Gun-rights advocates should use this interval to refine their priorities and support this measure, with a few modest changes. If they don't, they will be opening themselves to accusations from President Obama and others that they are merely obstructionists, zealots who will not agree to common-sense gun legislation.
The focus on background checks should not distract gun owners from the positive provisions in the Manchin-Toomey proposal.
It would allow Americans to buy handguns from out-of-state sellers, which is not allowed currently.
It would explicitly prohibit the creation of a national gun registry, and make it a felony, punishable by up to 15 years in prison, to misuse records from the national database used for background checks.
It would affirm that unloaded guns with a lock mechanism in place can be transported across state lines.
It would immunize private gun sellers from lawsuits if a gun they have sold is used unlawfully, unless the seller knows or should have known that the buyer provided false information or was otherwise ineligible to buy a gun. Extending background checks to unlicensed sellers shouldn't be cause for alarm. Background checks are already required for purchases from federally licensed dealers, whether at stores or gun shows, over the Internet or by mail. Moreover, gun buyers would be exempt from background checks if they had a carry permit issued within the last five years.
To my mind, the Manchin-Toomey proposal needs additional improvements to satisfy the demands of certain gun rights advocates. These changes might have helped save the proposal, which was supported by 54 senators — six votes short of the supermajority needed to overcome a filibuster.
The proposal should also exempt certain rural residents who live too far from a licensed gun dealer for a background check to be practicable.
Currently, dealers can charge up to $125 for background checks. If these fees are supposed to promote public safety, the taxpayers — and not just law-abiding gun owners — should foot some of the bill. And more F.B.I. staff members to manage the database would also help expedite the process.

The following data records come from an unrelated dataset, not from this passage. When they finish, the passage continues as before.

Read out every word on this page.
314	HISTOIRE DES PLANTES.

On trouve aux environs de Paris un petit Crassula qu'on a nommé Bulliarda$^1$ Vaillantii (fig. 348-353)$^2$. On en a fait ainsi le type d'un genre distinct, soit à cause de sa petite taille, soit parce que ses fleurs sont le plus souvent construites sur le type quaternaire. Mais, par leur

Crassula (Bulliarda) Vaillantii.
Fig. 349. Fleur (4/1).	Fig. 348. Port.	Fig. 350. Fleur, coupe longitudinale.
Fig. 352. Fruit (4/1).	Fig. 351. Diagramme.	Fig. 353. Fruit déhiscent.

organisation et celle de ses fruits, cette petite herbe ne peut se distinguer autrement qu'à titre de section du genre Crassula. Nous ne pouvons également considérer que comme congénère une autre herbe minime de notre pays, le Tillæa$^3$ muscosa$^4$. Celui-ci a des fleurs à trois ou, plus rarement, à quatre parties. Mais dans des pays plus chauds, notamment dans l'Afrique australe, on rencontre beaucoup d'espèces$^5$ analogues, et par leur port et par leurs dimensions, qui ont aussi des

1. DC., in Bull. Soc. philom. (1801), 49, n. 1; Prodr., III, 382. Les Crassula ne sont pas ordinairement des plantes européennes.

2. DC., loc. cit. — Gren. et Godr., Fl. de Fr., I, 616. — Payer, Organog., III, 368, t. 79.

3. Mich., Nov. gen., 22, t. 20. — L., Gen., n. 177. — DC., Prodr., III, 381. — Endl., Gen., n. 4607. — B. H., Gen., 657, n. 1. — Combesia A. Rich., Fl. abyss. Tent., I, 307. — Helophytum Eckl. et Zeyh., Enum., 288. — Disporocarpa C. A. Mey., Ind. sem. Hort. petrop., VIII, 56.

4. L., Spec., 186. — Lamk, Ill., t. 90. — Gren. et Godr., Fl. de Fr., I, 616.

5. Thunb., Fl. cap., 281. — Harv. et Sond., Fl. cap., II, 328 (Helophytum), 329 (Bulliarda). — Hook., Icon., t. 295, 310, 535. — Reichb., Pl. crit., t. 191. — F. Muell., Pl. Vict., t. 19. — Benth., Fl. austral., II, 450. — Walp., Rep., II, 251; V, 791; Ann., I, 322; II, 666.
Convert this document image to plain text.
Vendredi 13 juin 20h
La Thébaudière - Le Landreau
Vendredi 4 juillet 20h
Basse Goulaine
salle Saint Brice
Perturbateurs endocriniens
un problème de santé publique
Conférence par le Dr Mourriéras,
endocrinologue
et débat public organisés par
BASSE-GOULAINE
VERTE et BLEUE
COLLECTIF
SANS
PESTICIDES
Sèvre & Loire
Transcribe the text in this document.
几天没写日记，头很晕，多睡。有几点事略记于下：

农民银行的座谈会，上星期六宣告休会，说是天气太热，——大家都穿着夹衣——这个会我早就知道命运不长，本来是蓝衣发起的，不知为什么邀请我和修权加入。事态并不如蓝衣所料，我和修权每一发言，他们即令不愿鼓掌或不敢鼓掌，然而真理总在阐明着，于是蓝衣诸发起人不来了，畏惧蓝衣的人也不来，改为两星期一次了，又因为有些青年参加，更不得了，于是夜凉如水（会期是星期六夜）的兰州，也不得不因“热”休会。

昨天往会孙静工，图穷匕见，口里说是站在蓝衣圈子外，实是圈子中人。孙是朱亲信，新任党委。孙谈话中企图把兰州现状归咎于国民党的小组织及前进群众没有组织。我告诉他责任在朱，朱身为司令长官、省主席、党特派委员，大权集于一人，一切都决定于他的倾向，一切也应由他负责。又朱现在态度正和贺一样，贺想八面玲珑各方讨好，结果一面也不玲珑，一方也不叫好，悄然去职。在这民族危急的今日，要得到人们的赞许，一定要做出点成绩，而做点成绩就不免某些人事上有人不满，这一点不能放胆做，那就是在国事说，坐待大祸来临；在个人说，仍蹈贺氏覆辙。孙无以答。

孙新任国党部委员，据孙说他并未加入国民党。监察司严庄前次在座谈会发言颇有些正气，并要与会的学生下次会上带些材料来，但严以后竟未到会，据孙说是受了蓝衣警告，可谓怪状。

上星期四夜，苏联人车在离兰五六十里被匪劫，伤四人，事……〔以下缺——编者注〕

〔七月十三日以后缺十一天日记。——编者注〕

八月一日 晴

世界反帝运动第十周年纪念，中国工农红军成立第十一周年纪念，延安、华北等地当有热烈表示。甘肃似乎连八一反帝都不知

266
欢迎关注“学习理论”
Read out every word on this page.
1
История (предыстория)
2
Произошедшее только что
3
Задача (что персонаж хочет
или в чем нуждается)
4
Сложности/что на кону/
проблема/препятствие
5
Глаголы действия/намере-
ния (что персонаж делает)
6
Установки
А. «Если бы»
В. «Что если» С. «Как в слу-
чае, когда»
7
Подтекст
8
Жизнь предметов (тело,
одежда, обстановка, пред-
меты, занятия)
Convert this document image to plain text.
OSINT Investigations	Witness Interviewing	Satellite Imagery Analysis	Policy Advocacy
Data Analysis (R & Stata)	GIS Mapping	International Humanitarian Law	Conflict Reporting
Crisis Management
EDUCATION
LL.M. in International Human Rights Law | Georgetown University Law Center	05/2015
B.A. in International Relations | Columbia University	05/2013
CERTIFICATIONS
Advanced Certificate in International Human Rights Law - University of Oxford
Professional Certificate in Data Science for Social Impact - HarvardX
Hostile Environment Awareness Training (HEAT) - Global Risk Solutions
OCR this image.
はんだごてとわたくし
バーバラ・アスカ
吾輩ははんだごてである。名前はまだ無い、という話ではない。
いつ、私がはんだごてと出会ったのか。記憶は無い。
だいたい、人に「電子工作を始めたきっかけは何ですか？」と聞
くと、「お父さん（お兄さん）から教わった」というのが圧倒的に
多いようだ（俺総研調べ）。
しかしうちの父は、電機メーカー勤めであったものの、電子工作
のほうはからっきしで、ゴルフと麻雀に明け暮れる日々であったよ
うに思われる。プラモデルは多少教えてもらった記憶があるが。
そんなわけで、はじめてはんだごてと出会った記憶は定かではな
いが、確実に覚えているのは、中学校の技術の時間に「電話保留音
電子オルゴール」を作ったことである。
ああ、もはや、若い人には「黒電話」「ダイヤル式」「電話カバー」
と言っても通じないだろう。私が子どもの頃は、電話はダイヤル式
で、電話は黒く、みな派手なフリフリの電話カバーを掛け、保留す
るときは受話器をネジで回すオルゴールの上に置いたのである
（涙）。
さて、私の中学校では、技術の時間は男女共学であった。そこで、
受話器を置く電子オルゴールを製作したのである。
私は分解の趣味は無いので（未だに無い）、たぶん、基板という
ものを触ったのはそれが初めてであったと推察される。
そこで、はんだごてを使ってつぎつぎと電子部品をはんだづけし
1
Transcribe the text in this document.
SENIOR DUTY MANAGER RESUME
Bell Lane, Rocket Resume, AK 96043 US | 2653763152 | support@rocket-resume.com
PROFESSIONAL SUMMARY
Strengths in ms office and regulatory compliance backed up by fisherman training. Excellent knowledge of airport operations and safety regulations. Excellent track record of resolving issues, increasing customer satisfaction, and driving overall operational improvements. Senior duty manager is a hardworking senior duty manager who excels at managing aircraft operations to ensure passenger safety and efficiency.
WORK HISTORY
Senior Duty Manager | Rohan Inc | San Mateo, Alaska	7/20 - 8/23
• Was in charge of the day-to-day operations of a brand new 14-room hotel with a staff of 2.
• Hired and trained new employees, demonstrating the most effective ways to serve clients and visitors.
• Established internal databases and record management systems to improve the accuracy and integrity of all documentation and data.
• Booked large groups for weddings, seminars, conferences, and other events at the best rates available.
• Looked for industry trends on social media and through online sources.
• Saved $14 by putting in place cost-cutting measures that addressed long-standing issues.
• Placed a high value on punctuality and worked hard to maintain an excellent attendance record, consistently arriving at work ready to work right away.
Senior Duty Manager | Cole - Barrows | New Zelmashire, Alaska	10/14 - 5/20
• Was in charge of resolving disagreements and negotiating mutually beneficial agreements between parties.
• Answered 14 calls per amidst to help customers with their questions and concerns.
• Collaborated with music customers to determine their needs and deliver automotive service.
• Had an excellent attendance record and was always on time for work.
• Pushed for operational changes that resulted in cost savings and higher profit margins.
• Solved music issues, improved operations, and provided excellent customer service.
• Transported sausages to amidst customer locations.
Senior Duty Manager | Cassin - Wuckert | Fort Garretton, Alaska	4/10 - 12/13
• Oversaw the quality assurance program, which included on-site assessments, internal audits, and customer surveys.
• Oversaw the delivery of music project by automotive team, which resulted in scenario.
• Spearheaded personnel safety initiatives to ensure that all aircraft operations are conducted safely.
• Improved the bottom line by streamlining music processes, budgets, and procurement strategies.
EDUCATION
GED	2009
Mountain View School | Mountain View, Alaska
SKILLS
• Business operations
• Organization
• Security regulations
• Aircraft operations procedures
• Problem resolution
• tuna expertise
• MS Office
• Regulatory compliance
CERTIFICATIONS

In the current proposal, background checks at gun shows would be given priority over checks at gun stores. The government needs to hire enough staff members to promptly conduct checks at both places.
Current law denies gun permits to anyone who uses, or is addicted to, a controlled substance. The punishment for omitting this information on a background-check form is up to 10 years in federal prison — a penalty that is too harsh for someone who has merely smoked marijuana.
In the days since the defeat of the Manchin-Toomey proposal, advocates of gun restrictions have gone on the offensive. Gun-rights supporters should not stand in the way of reasonable reform. The Manchin-Toomey proposal, with the changes I've suggested, would offer substantial benefits while imposing tolerable restrictions, none of which intrude on our core Second Amendment liberties. Gun-rights advocates should get behind it and push for its passage.
Robert A. Levy, chairman of the board of the Cato Institute, is the author, with William Mellor, of "The Dirty Dozen: How Twelve Supreme Court Cases Radically Expanded Government and Eroded Freedom."